Editorial #01: Nós, A Tropa de Elite dos Otakus

Editorial #00: Seis Meses, Resumo e BlogRoll

Dezessete pessoas no Brasil assistiram esse anime.

Sim, você é especial.

Certo dia estava passando em frente a uma lan house quando vi um jovem adulto assistindo seu episódio de Naruto em um site que transmite anime via streaming. Outra vez presenciei uma conversa de elevador no meu trabalho sobre os mangas spinoff de Cavaleiros do Zodíaco. Nos dois casos, temos exemplos de pessoas que mesmo estando, sim, fora do público-alvo deste blog, tem ao menos certo interesse na animação japonesa. Pena não lembrarmos que eles existem.

Tudo bem que um artigo sobre as emissoras de televisão japonesa realmente é para poucos, mas mesmo assuntos recorrentes no fandom de anime que se reúne dos fóruns às redes sociais na internet nem existem para esse interessado em desenhos, em cultura pop de uma maneira geral. Honoríficos? Papel transparente? Que importa?

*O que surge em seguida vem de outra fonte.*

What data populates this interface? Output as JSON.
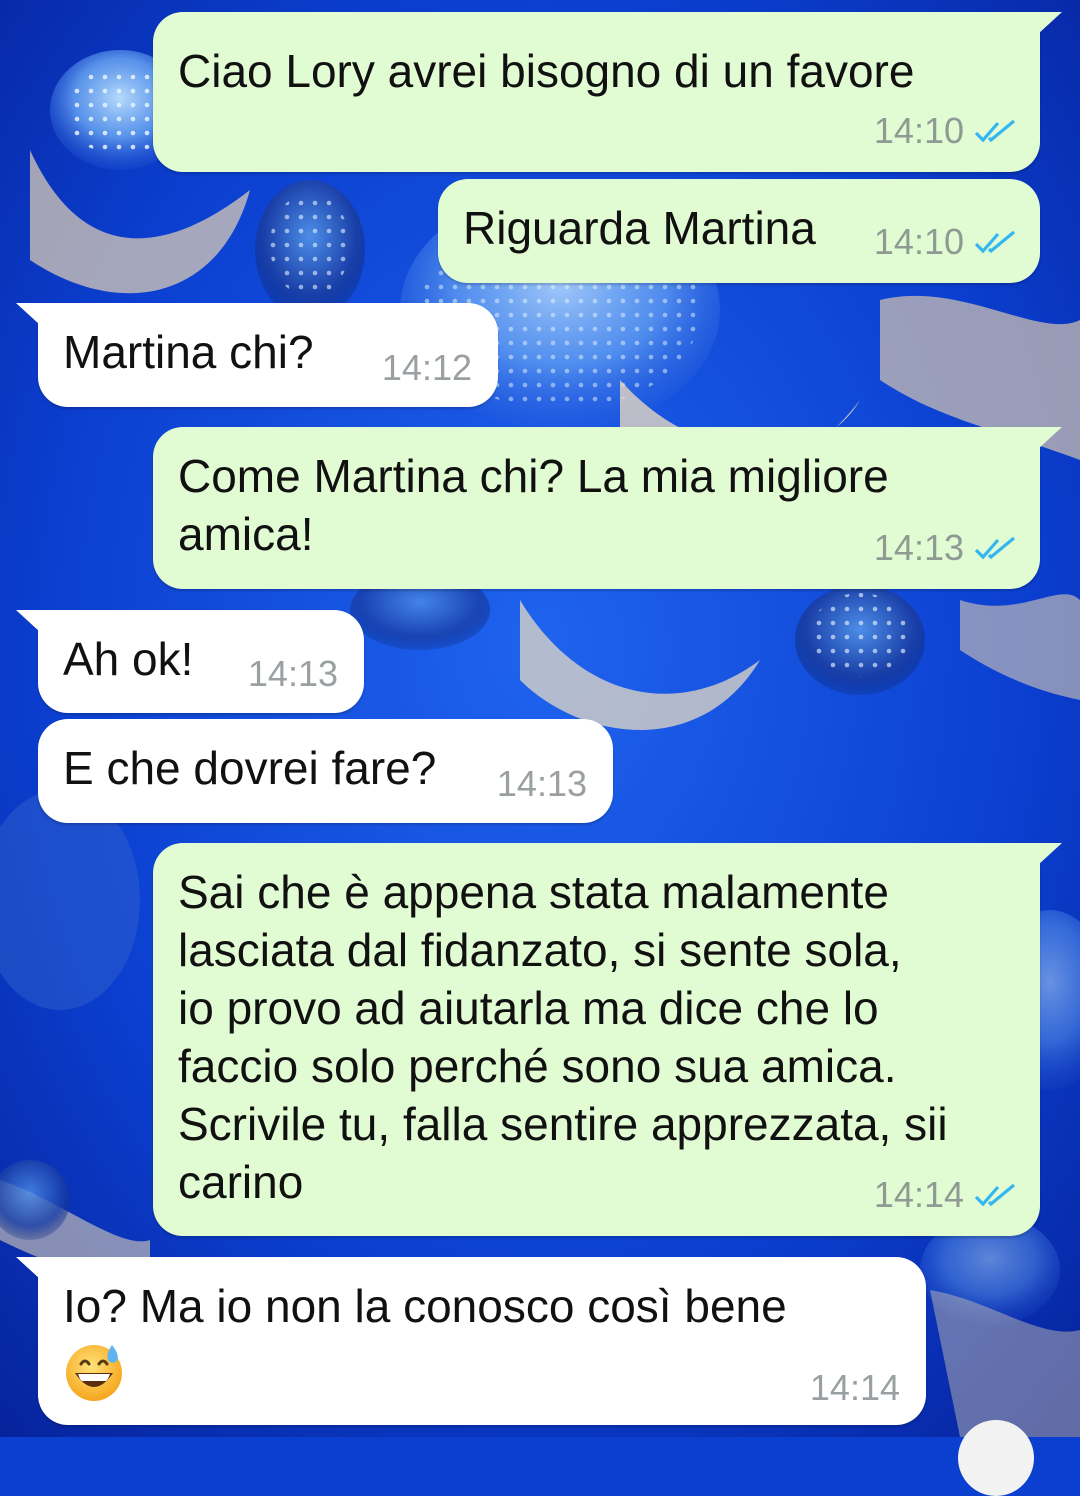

E isso que não levei em conta algo específico como este post do parceiro Gyabbo! a respeito das Primeiras Impressões, verdadeira febre nos blogs de anime e relacionados brasileiros [inclusive aqui!]. Recordista de comentários, mostra que esta minoria vocal que lê o suficiente sobre anime para saber como um blog da área funciona é quem dá vida a lugares como este.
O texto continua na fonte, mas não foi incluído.